HELP!! When I do step 4 it tries to open the text fil, but then automatically closes it again and when I try inserting the same command it tells me the following:
“2012-10-15 21:43:10.982 TextEdit[988:8e07] NSTrackPersistentURLs: LSSharedFileListInsertItemURL() failed at inserting URL file://localhost/etc/hosts (/etc/hosts)”

I’ve tried restarting the Terminal, but then it doesn’t work anyway. Once I got to the text file with the second attempt, but then it didn’t allow me to edit it saying I didn’t have the rights. Probably it’s because it didn’t ask me for the password when I did it for that second time. But most of the time with the second attempt it doesn’t want event to complete the first step properly.

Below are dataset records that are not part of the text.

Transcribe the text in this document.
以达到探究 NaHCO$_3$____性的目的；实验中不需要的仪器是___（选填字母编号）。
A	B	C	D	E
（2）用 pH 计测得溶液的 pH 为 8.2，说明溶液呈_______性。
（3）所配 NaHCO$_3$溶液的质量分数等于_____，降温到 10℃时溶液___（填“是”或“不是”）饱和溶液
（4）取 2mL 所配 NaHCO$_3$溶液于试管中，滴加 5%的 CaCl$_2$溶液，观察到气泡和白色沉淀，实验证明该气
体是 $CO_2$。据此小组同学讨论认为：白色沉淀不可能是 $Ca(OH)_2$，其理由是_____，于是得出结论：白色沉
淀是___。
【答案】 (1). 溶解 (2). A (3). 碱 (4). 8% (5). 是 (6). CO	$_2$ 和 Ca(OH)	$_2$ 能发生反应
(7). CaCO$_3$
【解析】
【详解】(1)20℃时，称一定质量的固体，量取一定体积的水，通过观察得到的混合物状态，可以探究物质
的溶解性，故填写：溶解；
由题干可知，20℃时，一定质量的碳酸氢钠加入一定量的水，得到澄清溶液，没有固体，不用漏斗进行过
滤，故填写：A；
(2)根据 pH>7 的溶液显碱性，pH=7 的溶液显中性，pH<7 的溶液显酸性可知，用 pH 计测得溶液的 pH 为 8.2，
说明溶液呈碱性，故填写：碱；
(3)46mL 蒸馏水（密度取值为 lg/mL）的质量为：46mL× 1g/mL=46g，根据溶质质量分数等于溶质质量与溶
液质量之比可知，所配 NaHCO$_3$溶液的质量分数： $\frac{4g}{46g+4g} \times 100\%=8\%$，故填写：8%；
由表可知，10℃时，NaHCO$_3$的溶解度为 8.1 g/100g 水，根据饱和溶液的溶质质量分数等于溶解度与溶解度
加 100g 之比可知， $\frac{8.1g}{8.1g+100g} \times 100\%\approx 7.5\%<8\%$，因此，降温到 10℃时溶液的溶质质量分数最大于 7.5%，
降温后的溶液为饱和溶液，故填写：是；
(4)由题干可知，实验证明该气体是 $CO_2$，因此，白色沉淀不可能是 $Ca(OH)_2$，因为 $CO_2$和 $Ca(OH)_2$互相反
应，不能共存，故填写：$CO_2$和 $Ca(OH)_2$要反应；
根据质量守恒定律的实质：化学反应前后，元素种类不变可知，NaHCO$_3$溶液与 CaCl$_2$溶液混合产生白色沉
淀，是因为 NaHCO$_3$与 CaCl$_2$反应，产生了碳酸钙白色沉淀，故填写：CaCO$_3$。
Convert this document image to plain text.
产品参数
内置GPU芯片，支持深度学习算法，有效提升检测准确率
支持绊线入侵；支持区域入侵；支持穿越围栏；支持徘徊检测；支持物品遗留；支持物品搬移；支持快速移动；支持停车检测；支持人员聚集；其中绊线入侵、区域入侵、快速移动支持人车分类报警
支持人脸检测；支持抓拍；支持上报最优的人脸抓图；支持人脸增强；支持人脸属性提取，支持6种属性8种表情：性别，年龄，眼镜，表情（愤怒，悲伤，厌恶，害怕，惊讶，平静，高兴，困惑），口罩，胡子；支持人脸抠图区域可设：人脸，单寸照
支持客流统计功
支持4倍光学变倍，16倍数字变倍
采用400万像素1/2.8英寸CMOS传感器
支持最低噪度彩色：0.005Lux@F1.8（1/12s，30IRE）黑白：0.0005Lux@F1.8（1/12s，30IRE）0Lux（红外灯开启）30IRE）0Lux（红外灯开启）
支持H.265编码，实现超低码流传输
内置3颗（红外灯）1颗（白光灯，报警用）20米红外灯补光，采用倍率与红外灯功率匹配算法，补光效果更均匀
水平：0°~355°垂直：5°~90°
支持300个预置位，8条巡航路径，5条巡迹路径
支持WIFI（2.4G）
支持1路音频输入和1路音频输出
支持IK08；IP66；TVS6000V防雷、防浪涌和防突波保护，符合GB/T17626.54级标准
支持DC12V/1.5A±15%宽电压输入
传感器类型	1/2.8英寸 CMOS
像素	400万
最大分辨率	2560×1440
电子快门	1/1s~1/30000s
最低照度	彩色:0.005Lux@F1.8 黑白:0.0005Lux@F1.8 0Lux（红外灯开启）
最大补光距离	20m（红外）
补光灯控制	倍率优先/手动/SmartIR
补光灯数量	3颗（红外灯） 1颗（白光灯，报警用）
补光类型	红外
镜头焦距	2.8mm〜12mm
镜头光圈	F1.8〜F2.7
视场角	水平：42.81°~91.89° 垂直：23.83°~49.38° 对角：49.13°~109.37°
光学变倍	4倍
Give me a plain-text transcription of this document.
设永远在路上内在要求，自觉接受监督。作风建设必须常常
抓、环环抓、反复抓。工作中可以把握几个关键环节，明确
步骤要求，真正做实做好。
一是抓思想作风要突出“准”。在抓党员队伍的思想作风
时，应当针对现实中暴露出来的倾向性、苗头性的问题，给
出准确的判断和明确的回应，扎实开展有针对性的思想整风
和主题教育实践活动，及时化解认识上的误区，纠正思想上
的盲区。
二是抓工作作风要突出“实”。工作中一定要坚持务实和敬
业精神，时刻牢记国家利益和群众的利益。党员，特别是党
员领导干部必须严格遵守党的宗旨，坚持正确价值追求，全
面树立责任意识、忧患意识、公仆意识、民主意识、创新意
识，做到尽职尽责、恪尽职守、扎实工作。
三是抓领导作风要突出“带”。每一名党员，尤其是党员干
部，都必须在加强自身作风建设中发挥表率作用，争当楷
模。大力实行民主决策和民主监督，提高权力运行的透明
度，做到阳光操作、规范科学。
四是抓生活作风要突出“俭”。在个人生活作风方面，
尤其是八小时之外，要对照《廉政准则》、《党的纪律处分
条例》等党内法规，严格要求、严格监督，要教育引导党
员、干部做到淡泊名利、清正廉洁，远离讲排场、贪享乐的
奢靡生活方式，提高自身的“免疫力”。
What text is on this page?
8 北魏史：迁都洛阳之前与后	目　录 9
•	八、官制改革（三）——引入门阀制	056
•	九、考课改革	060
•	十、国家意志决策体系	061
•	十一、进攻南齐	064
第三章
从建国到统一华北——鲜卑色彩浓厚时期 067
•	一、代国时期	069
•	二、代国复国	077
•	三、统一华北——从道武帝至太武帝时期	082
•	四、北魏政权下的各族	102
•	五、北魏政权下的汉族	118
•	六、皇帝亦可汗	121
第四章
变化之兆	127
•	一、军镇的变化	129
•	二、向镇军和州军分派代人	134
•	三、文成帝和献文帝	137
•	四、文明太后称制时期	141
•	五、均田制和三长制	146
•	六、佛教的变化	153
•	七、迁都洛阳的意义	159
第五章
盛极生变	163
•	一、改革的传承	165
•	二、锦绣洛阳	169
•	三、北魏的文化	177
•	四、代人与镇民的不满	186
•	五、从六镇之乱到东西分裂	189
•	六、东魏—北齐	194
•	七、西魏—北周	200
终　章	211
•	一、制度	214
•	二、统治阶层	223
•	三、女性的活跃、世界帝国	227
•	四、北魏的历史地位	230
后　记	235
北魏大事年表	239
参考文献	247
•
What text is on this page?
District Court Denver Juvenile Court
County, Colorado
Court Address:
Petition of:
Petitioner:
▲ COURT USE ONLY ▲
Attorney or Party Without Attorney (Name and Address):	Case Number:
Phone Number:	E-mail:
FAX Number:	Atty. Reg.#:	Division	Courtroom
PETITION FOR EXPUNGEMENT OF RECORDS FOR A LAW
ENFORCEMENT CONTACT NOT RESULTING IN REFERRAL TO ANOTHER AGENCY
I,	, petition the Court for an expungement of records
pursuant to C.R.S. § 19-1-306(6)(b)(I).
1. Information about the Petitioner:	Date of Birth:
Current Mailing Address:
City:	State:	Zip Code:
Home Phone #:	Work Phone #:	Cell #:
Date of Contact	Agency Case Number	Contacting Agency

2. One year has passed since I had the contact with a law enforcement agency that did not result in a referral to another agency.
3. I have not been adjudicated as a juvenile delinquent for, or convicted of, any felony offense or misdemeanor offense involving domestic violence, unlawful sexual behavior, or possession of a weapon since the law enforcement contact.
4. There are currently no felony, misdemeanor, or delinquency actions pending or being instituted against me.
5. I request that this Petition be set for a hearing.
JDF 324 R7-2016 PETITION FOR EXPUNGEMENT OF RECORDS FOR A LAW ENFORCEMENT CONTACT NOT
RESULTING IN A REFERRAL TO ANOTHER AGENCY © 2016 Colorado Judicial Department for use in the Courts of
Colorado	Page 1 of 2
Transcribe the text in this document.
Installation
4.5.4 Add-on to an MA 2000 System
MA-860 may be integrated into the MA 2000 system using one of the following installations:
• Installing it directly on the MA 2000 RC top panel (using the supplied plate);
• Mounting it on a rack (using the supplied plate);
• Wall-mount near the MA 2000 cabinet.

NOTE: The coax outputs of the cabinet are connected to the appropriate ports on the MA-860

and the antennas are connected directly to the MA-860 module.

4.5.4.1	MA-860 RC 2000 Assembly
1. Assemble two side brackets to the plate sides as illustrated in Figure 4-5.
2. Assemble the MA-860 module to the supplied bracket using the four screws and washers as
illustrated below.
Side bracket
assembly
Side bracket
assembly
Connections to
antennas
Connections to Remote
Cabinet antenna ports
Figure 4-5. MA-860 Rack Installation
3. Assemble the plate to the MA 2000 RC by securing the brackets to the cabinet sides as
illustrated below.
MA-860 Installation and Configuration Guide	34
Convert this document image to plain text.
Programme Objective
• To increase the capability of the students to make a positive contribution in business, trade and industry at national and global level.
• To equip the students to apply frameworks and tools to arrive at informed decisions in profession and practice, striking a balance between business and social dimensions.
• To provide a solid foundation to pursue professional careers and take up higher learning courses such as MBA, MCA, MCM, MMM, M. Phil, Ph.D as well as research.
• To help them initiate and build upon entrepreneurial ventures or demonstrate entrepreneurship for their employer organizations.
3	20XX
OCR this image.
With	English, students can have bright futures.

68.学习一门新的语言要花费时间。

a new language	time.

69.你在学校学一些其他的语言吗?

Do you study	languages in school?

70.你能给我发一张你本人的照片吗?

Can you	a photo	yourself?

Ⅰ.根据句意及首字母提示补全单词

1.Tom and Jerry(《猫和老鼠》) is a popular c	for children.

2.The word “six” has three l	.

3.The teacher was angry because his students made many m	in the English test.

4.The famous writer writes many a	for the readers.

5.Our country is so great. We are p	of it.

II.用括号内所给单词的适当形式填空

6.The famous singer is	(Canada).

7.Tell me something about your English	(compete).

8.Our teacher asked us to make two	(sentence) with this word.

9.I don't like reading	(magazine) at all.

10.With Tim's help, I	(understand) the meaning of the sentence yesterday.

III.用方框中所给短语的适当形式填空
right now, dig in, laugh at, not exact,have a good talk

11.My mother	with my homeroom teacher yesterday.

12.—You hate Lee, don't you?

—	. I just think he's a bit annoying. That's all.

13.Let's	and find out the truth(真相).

I’ve tried restarting computer, it still doesn’t work- does the same stuff again.
Please can anybody tell me why is that, can I fix it and make it work?
Thank you!

I see, there’s not much response going on to this post :(
Still hoping to get some at some point though!
Thanks!

Don’t do this in textedit do it entirely in terminal. After the first command do: sudo nano /etc/hosts that will open it in the nano editor. Make your changes hit control-x then y then enter.

Had the same problem doing this in V 10.7 as
Hosts file was in a different location:

/private/etc/hosts

Thanks for the instruction. I get to the point where I want to add the line to the host and I get a message that I do not own the host and I can not change it. I have the option to create a duplicate. How do I get around this? Thanks for the help.

I have the same problem as Dan M – although I put in the computer password, I get to the final bit, where you add the website and it says I can’t but says do I want to create a duplicate. What’s the problem and how do i solve it?